An influential source that promoted this idea was a 1939 book by J.C. Drummond. Those as this review of the book shows, Drummond provided little evidence for his assertions and made errors like misinterpreting the meaning of words like “greene”:
I'm not defending the sauces and spices hypothesis, but in times of scarcity (how most of our ancestors lived most of the time), starvation kills more people than spoiled food, and people ate a lot of spoiled food. Who knows how many it killed, but the survivors were the ones that ate it and made it.
To add to this, the ones that survive outside that range are typically anaerobic and can't survive being exposed to air, so that makes it even less likely to be a vector for food poisoning
I'm not sure there's anything in the intersection of: "grows in boiling water" , "exists outside of the deep sea or other exotic places" , "hurts humans" and "is at _all_ common".
Before refrigeration people were a lot less picky about what was considered spoiled food. One of my grandmothers would never look at the dates, but just trusted her eyes, nose and tongue as to whether something was fit for consumption or not, regardless of how much it was past the 'best before' date.

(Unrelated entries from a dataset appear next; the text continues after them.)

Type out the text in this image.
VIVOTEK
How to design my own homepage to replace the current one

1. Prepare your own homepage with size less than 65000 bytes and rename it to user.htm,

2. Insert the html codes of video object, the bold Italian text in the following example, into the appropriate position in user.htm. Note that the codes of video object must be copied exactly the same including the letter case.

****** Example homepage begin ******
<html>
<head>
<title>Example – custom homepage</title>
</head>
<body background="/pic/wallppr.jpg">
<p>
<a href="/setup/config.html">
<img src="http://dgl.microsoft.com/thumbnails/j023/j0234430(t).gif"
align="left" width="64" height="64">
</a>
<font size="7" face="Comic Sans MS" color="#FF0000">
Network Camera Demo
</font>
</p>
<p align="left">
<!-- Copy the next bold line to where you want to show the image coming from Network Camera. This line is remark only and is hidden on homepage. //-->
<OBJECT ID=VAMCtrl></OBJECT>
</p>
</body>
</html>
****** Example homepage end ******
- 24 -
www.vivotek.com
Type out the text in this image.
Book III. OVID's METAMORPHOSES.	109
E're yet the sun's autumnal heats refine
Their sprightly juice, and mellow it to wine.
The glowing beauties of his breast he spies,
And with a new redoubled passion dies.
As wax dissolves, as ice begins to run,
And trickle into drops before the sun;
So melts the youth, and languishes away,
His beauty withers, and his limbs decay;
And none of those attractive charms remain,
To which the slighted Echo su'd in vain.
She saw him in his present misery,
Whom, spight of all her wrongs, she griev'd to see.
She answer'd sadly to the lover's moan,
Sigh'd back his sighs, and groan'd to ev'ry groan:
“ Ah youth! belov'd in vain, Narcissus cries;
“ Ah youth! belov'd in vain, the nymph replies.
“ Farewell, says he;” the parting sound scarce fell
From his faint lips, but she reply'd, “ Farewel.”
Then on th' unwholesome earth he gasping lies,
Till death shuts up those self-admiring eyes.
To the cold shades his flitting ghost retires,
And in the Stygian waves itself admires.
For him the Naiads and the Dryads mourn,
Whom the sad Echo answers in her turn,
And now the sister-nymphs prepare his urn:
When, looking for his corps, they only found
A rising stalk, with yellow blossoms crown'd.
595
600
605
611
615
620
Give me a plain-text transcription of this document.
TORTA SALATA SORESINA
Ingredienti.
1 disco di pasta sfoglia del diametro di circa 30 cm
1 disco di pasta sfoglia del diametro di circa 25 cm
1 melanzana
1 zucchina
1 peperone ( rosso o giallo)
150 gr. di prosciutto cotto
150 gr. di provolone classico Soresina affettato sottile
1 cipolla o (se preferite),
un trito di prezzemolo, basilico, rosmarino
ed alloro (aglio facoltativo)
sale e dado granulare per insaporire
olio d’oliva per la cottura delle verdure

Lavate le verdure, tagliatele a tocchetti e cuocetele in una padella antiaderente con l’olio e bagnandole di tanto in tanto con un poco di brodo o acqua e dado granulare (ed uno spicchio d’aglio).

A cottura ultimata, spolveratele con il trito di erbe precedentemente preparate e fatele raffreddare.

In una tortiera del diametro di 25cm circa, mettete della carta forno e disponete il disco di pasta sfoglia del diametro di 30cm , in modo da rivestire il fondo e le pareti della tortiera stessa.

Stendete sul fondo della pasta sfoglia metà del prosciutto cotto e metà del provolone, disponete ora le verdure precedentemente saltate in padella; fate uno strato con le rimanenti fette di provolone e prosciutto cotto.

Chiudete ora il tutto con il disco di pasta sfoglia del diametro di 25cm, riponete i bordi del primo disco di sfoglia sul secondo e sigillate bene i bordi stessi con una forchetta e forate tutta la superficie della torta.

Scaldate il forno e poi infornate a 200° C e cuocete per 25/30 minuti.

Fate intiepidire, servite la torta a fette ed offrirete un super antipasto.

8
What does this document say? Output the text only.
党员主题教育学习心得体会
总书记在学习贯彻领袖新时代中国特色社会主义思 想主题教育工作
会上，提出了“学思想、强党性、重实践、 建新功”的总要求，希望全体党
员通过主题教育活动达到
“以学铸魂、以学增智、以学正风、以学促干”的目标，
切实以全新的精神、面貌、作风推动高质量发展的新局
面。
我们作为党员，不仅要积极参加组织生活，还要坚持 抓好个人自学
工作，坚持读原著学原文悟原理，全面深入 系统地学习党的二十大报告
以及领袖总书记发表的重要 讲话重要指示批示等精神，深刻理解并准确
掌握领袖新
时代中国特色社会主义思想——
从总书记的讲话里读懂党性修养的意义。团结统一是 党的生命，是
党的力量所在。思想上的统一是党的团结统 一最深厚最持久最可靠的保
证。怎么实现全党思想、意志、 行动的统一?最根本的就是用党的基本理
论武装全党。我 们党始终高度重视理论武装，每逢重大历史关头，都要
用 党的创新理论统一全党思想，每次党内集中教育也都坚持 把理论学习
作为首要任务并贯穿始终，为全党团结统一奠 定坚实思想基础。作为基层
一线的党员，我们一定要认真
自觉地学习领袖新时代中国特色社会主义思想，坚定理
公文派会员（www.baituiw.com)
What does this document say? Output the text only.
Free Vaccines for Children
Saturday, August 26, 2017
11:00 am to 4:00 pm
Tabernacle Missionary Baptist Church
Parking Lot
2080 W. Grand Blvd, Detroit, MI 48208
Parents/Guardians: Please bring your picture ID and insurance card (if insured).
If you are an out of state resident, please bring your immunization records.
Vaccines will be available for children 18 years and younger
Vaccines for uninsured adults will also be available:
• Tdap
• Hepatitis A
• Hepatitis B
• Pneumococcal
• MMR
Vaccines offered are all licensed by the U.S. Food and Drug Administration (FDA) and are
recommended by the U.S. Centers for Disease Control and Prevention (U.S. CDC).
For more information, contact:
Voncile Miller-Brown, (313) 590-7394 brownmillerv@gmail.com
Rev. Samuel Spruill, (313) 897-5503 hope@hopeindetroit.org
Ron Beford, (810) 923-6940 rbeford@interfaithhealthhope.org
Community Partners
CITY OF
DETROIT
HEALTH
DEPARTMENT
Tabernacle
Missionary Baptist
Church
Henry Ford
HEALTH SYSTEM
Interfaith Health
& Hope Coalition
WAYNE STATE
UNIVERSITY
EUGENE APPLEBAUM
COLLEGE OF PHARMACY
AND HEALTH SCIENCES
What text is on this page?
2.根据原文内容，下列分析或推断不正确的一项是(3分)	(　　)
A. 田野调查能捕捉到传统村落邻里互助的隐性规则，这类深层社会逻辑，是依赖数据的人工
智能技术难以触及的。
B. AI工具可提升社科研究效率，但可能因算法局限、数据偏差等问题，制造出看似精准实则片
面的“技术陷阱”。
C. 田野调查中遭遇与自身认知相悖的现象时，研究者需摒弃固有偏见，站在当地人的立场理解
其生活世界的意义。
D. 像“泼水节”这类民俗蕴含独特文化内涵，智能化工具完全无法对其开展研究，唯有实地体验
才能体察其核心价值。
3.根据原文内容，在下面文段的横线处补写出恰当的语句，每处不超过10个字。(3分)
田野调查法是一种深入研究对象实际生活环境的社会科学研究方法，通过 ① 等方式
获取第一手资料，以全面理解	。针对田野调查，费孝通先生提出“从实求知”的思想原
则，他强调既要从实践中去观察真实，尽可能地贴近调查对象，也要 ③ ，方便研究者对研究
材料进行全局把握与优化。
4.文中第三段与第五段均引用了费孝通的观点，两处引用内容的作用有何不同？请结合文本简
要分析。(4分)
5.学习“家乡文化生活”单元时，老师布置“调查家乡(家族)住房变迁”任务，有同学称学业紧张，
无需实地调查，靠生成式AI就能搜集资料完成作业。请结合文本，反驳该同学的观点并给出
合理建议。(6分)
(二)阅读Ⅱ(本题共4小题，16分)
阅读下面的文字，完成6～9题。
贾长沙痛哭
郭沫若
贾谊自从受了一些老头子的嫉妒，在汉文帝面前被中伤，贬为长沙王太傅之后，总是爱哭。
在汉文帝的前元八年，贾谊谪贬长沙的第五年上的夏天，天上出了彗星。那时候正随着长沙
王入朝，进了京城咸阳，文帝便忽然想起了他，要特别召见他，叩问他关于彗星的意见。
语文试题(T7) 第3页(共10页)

Back in my dumpster diving days, I discovered how useful the sense of smell can be. Surprisingly, using it to detect bad food also changed the way I enjoyed good food. It became very pleasurable to eat fresh food!
It works most of the time, but not always, traditions around food are important. Rice is particularly insidious, rice grains carry Bacillus cereus spores that germinate after cooking. The trouble is that that particular bug grows at fridge temperatures and generates a heat-stable exotoxin. Any prepared rice older than 24 hours has the potential to give you really roaring diarrhea, even if it doesn't taste off.
Wait so even if rice goes directly from the cooker to the refrigerator, it should be eaten within 24 hours? I break this rule all the time, no diarrhea yet
Food poisoning from improper handling of rice is sufficiently common to have inspired studies on the risk. Here's one that's thorough from an age when public health still mattered: https://www.ncbi.nlm.nih.gov/pmc/articles/PMC2130471/. The meat is on p. 440 - 10^5 - 10^8 colony-forming units is danger territory. Note - it's not the bacteria themselves that cause symptoms, it's an exotoxin that sends people to the bathroom, don't kid yourself into believing you "have immunity" or something.
It's really a mystery why the government is so incautious with the matter, food poisoning in the very young and elderly is life-threatening. If you are young and healthy you'll survive, but for 48 hours it's a beastly experience that you are better off without. My theory is institutional capture by business interests, after CDC shortened COVID isolation guidelines upon the insistence of the airline industry no one should ever believe a word from them ever again. Imagine people went off rice - it's big business in Arkansas!